Des dames faisant la lessive dans la rivière Le bateau débarque une partie d’entre nous au ponton de la Casa Redonda. Le cœur de l’auberge, une grande paillote ronde de plusieurs étages faisant office de réception, cuisine, salle à manger, compte aussi quelques chambres privées et un dortoir au dernier étage : sur une mezzanine ouverte, une dizaine de lits en demi-cercle avec chacun sa petite moustiquaire.

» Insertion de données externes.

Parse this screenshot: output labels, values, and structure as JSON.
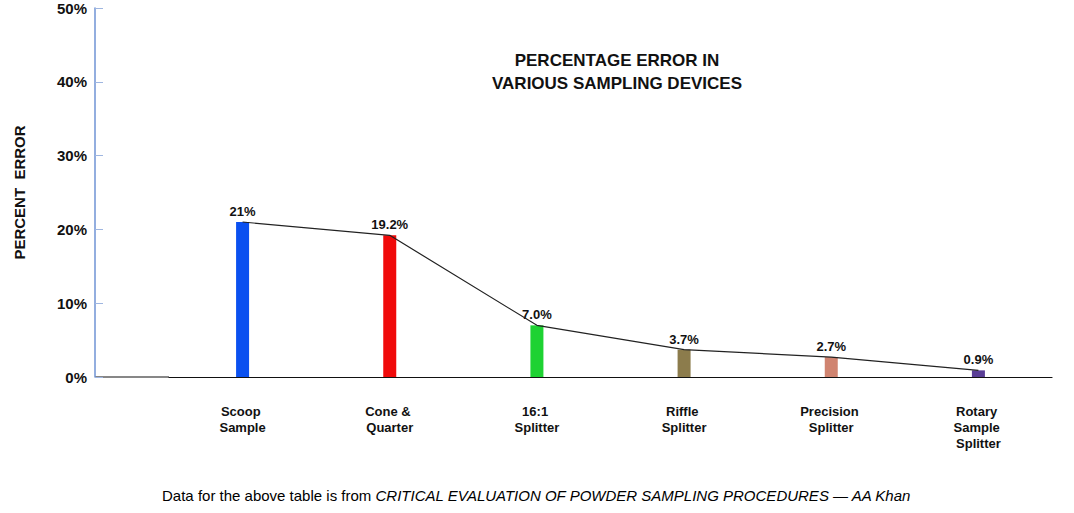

Je fais connaissance avec Jaime le réceptionniste et José le cuisinier, ainsi que Baloo, le chien des lieux. Je vais rapidement tomber amoureuse de l’endroit, l’auberge dispose de plusieurs aires de vie jonchées de hamacs et de canapés, plusieurs pontons se jettent dans l’eau tranquille de la rivière, les bruits de la jungle uniquement interrompus par un bateau à moteur de temps en temps. Bien qu’il y ait plusieurs maisons particulières et hôtels sur le bord de la rivière le lieu reste très peu aménagé, tout est calme et beauté.
La rivière d’eau douce n’a pas de crocodiles, enfin comme dit Jaime « mais non t’inquiètes, ils sont 40 mètres plus haut dans l’eau ». Un des pontons dispose d’une plateforme pour bronzer ou pour se lancer dans l’eau.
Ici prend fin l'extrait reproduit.